Add Batch Information And A Title

If you also provide a batch column, the function draws dotted vertical lines at batch boundaries.

p <- OmicsProcessing:::plot_omics_distributions(
  df = omics_synthetic,
  target_cols = "F1",
  run_order = "run_ord",
  is_qc = "is_qc",
  plate = "plate_id",
  batch = "batch_id",
  title_ref = "Before normalisation"
)

p

This makes it easier to spot abrupt changes that happen at batch transitions rather than gradually over time. A sharp level change at a batch boundary is often a sign that batch correction may be needed.

Plot Multiple Features

You can inspect several features at once by supplying multiple feature names.

p <- OmicsProcessing:::plot_omics_distributions(
  df = omics_synthetic,
  target_cols = c("F1", "F2", "F3"),
  run_order = "run_ord",
  is_qc = "is_qc",
  plate = "plate_id",
  batch = "batch_id",
  title_ref = "Before normalisation"
)

p

This is a useful compromise between single-feature inspection and a full multivariate summary. It helps identify whether technical problems are restricted to one feature or shared across several. If several features show similar drift or step changes, the pattern is more likely to be a technical artefact.

Compare Feature Distributions Before And After Normalisation

This function is especially useful when you want to compare a raw or pre-processed data set against a normalised version.
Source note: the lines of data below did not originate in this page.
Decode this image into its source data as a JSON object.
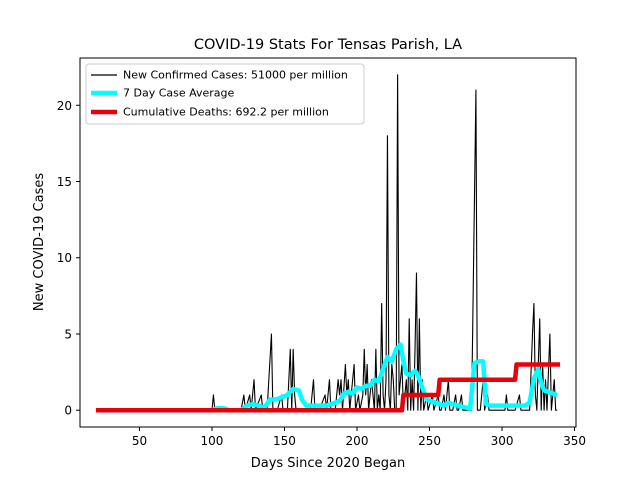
{
  "chart_data": {
    "type": "line",
    "title": "COVID-19 Stats For Tensas Parish, LA",
    "xlabel": "Days Since 2020 Began",
    "ylabel": "New COVID-19 Cases",
    "xlim": [
      9,
      351
    ],
    "ylim": [
      -1.1,
      23.1
    ],
    "xticks": [
      50,
      100,
      150,
      200,
      250,
      300,
      350
    ],
    "yticks": [
      0,
      5,
      10,
      15,
      20
    ],
    "grid": false,
    "legend": {
      "placement": "top-left"
    },
    "series": [
      {
        "name": "New Confirmed Cases: 51000 per million",
        "color": "#000000",
        "style": "thin",
        "points": [
          [
            100,
            0
          ],
          [
            101,
            1
          ],
          [
            102,
            0
          ],
          [
            106,
            0
          ],
          [
            112,
            0
          ],
          [
            120,
            0
          ],
          [
            122,
            1
          ],
          [
            123,
            0
          ],
          [
            126,
            1
          ],
          [
            127,
            0
          ],
          [
            129,
            2
          ],
          [
            130,
            0
          ],
          [
            134,
            1
          ],
          [
            135,
            0
          ],
          [
            138,
            0
          ],
          [
            141,
            5
          ],
          [
            142,
            0
          ],
          [
            145,
            0
          ],
          [
            148,
            1
          ],
          [
            149,
            0
          ],
          [
            152,
            0
          ],
          [
            154,
            4
          ],
          [
            155,
            0
          ],
          [
            156,
            4
          ],
          [
            157,
            1
          ],
          [
            158,
            0
          ],
          [
            160,
            0
          ],
          [
            162,
            0
          ],
          [
            165,
            0
          ],
          [
            168,
            0
          ],
          [
            170,
            2
          ],
          [
            171,
            0
          ],
          [
            174,
            0
          ],
          [
            178,
            1
          ],
          [
            179,
            0
          ],
          [
            181,
            2
          ],
          [
            182,
            0
          ],
          [
            185,
            0
          ],
          [
            187,
            2
          ],
          [
            188,
            1
          ],
          [
            189,
            2
          ],
          [
            190,
            0
          ],
          [
            192,
            3
          ],
          [
            193,
            1
          ],
          [
            194,
            2
          ],
          [
            195,
            0
          ],
          [
            197,
            2
          ],
          [
            198,
            3
          ],
          [
            199,
            0
          ],
          [
            201,
            1
          ],
          [
            202,
            0
          ],
          [
            204,
            1
          ],
          [
            205,
            4
          ],
          [
            206,
            1
          ],
          [
            207,
            3
          ],
          [
            208,
            0
          ],
          [
            210,
            2
          ],
          [
            211,
            1
          ],
          [
            212,
            0
          ],
          [
            213,
            4
          ],
          [
            214,
            0
          ],
          [
            215,
            1
          ],
          [
            216,
            0
          ],
          [
            217,
            7
          ],
          [
            218,
            1
          ],
          [
            219,
            0
          ],
          [
            220,
            2
          ],
          [
            221,
            18
          ],
          [
            222,
            1
          ],
          [
            223,
            0
          ],
          [
            224,
            3
          ],
          [
            225,
            2
          ],
          [
            226,
            0
          ],
          [
            227,
            0
          ],
          [
            228,
            22
          ],
          [
            229,
            1
          ],
          [
            230,
            2
          ],
          [
            231,
            3
          ],
          [
            232,
            0
          ],
          [
            233,
            1
          ],
          [
            234,
            2
          ],
          [
            235,
            0
          ],
          [
            236,
            6
          ],
          [
            237,
            0
          ],
          [
            238,
            2
          ],
          [
            239,
            0
          ],
          [
            240,
            4
          ],
          [
            241,
            9
          ],
          [
            242,
            0
          ],
          [
            243,
            6
          ],
          [
            244,
            0
          ],
          [
            245,
            2
          ],
          [
            246,
            0
          ],
          [
            248,
            1
          ],
          [
            249,
            0
          ],
          [
            252,
            1
          ],
          [
            253,
            0
          ],
          [
            256,
            1
          ],
          [
            257,
            0
          ],
          [
            258,
            0
          ],
          [
            260,
            1
          ],
          [
            261,
            0
          ],
          [
            263,
            2
          ],
          [
            264,
            0
          ],
          [
            266,
            0
          ],
          [
            268,
            1
          ],
          [
            269,
            0
          ],
          [
            270,
            0
          ],
          [
            272,
            1
          ],
          [
            273,
            0
          ],
          [
            276,
            0
          ],
          [
            279,
            0
          ],
          [
            282,
            21
          ],
          [
            283,
            0
          ],
          [
            285,
            0
          ],
          [
            287,
            2
          ],
          [
            288,
            0
          ],
          [
            290,
            1
          ],
          [
            291,
            0
          ],
          [
            293,
            0
          ],
          [
            296,
            0
          ],
          [
            299,
            0
          ],
          [
            302,
            0
          ],
          [
            303,
            1
          ],
          [
            304,
            0
          ],
          [
            306,
            0
          ],
          [
            309,
            0
          ],
          [
            312,
            1
          ],
          [
            313,
            0
          ],
          [
            316,
            0
          ],
          [
            319,
            0
          ],
          [
            321,
            5
          ],
          [
            322,
            7
          ],
          [
            323,
            1
          ],
          [
            324,
            0
          ],
          [
            326,
            6
          ],
          [
            327,
            0
          ],
          [
            328,
            3
          ],
          [
            329,
            0
          ],
          [
            330,
            2
          ],
          [
            331,
            0
          ],
          [
            333,
            5
          ],
          [
            334,
            0
          ],
          [
            336,
            2
          ],
          [
            337,
            0
          ],
          [
            338,
            0
          ]
        ]
      },
      {
        "name": "7 Day Case Average",
        "color": "#00ffff",
        "style": "thick",
        "points": [
          [
            100,
            0
          ],
          [
            104,
            0.14
          ],
          [
            108,
            0.14
          ],
          [
            112,
            0
          ],
          [
            120,
            0
          ],
          [
            124,
            0.3
          ],
          [
            128,
            0.4
          ],
          [
            132,
            0.3
          ],
          [
            136,
            0.15
          ],
          [
            140,
            0.7
          ],
          [
            144,
            0.7
          ],
          [
            148,
            0.85
          ],
          [
            152,
            1
          ],
          [
            156,
            1.4
          ],
          [
            160,
            1.3
          ],
          [
            162,
            0.7
          ],
          [
            165,
            0.3
          ],
          [
            168,
            0.3
          ],
          [
            171,
            0.3
          ],
          [
            175,
            0.3
          ],
          [
            179,
            0.3
          ],
          [
            182,
            0.4
          ],
          [
            185,
            0.5
          ],
          [
            188,
            0.6
          ],
          [
            191,
            1.1
          ],
          [
            194,
            1.2
          ],
          [
            197,
            1.1
          ],
          [
            200,
            1.5
          ],
          [
            203,
            1.4
          ],
          [
            206,
            1.6
          ],
          [
            209,
            1.6
          ],
          [
            212,
            2
          ],
          [
            215,
            1.9
          ],
          [
            218,
            2.7
          ],
          [
            221,
            3.5
          ],
          [
            224,
            3.2
          ],
          [
            227,
            4
          ],
          [
            230,
            4.3
          ],
          [
            232,
            3.2
          ],
          [
            234,
            2.4
          ],
          [
            237,
            2.3
          ],
          [
            240,
            2.6
          ],
          [
            242,
            2.3
          ],
          [
            245,
            1.5
          ],
          [
            248,
            0.7
          ],
          [
            251,
            0.6
          ],
          [
            254,
            0.5
          ],
          [
            257,
            0.4
          ],
          [
            260,
            0.3
          ],
          [
            263,
            0.5
          ],
          [
            266,
            0.4
          ],
          [
            270,
            0.3
          ],
          [
            274,
            0.2
          ],
          [
            278,
            0.1
          ],
          [
            281,
            3.1
          ],
          [
            284,
            3.2
          ],
          [
            287,
            3.2
          ],
          [
            289,
            0.4
          ],
          [
            292,
            0.3
          ],
          [
            295,
            0.3
          ],
          [
            298,
            0.3
          ],
          [
            301,
            0.3
          ],
          [
            304,
            0.3
          ],
          [
            307,
            0.3
          ],
          [
            310,
            0.3
          ],
          [
            313,
            0.3
          ],
          [
            316,
            0.3
          ],
          [
            319,
            0.5
          ],
          [
            322,
            2.1
          ],
          [
            325,
            2.7
          ],
          [
            327,
            1.8
          ],
          [
            329,
            1.3
          ],
          [
            332,
            1.2
          ],
          [
            335,
            1.1
          ],
          [
            338,
            1
          ]
        ]
      },
      {
        "name": "Cumulative Deaths: 692.2 per million",
        "color": "#e8000b",
        "style": "thick",
        "points": [
          [
            20,
            0
          ],
          [
            231,
            0
          ],
          [
            232,
            1
          ],
          [
            256,
            1
          ],
          [
            257,
            2
          ],
          [
            309,
            2
          ],
          [
            310,
            3
          ],
          [
            340,
            3
          ]
        ]
      }
    ]
  }
}
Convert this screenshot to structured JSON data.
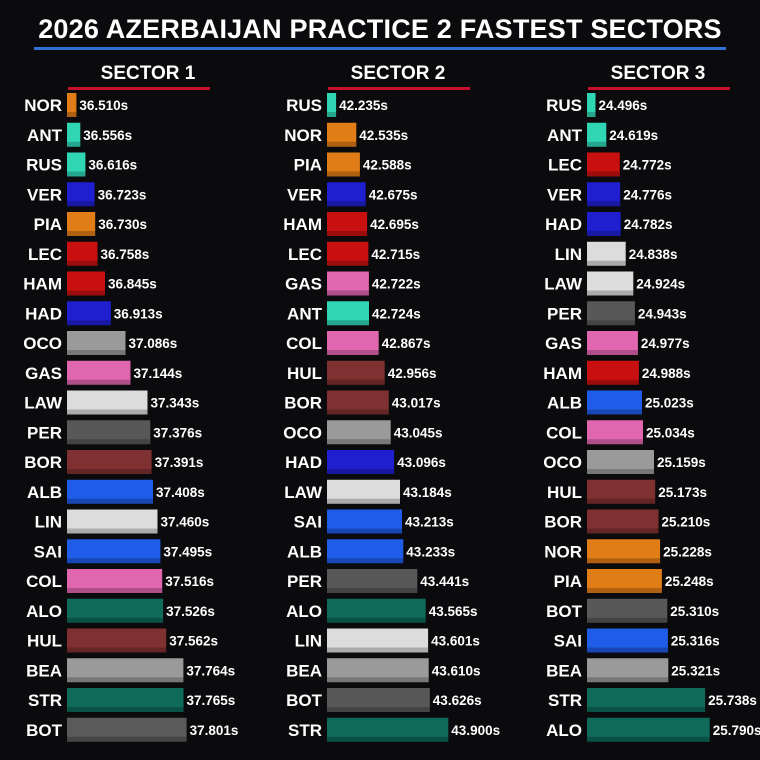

Typical preparation steps are:

filter features and samples,
impute missing values if needed,
normalise the data, and
compare the before/after distributions.

target_features <- c("F1", "F2", "F3")

df_imputed <- omics_synthetic

df_normalised <- OmicsProcessing::normalise_SERRF(
  df_imputed,
  target_cols = target_features,
  is_qc = df_imputed$is_qc,
  strata_col = "batch_id"
)

OmicsProcessing:::plot_omics_distributions(
  df = df_imputed,
  df_comp = df_normalised,
  target_cols = target_features,
  run_order = "run_ord",
  is_qc = "is_qc",
  batch = "batch_id",
  plate = "plate_id",
  title_ref = "Before normalisation",
  title_comp = "After normalisation"
)

If you want a simpler visual comparison first, you can start with a single feature and then expand to several features once you understand the overall behaviour.

OmicsProcessing:::plot_omics_distributions(
  df = df_imputed,
  df_comp = df_normalised,
  target_cols = "F1",
  run_order = "run_ord",
  is_qc = "is_qc",
  batch = "batch_id",
  plate = "plate_id",
  title_ref = "Before normalisation",
  title_comp = "After normalisation"
)

In this comparison mode, the left panel usually represents the original data and the right panel the corrected data. You can then judge whether the normalisation has reduced technical drift while keeping the overall signal structure plausible.

This can also plot multiple columns and compare them like so:

target_features <- c("F1", "F2", "F3")

OmicsProcessing:::plot_omics_distributions(
  df = df_imputed,
  df_comp = df_normalised,
  target_cols = target_features,
  run_order = "run_ord",
  is_qc = "is_qc",
  batch = "batch_id",
  plate = "plate_id",
  title_ref = "Before normalisation",
  title_comp = "After normalisation"
)

Interpretation Tips

A smooth trend in QC samples across run order often indicates technical drift.
Sudden jumps at batch boundaries suggest batch effects.
Plate-specific colour clusters may indicate plate effects.
After successful normalisation, QC samples often look more stable across the run.
If the corrected plot looks overly distorted or compressed, inspect the normalisation settings before proceeding.

If you are using SERRF for correction, see the related vignette: Batch correction using SERRF.

Reproducing The Example Data

The example data set can be regenerated from the package source.

Function reference for build_omics_synthetic()

source("data-raw/omics_synthetic.R")

If you want to inspect or modify the generator first, use:

Function reference for build_omics_synthetic()

generated <- build_omics_synthetic(seed = 1)

str(generated$omics_synthetic)
head(generated$jump_info)

For most users, the packaged omics_synthetic data will be enough for learning and testing. The generator is mainly useful if you want to change the simulation settings or create additional benchmark examples.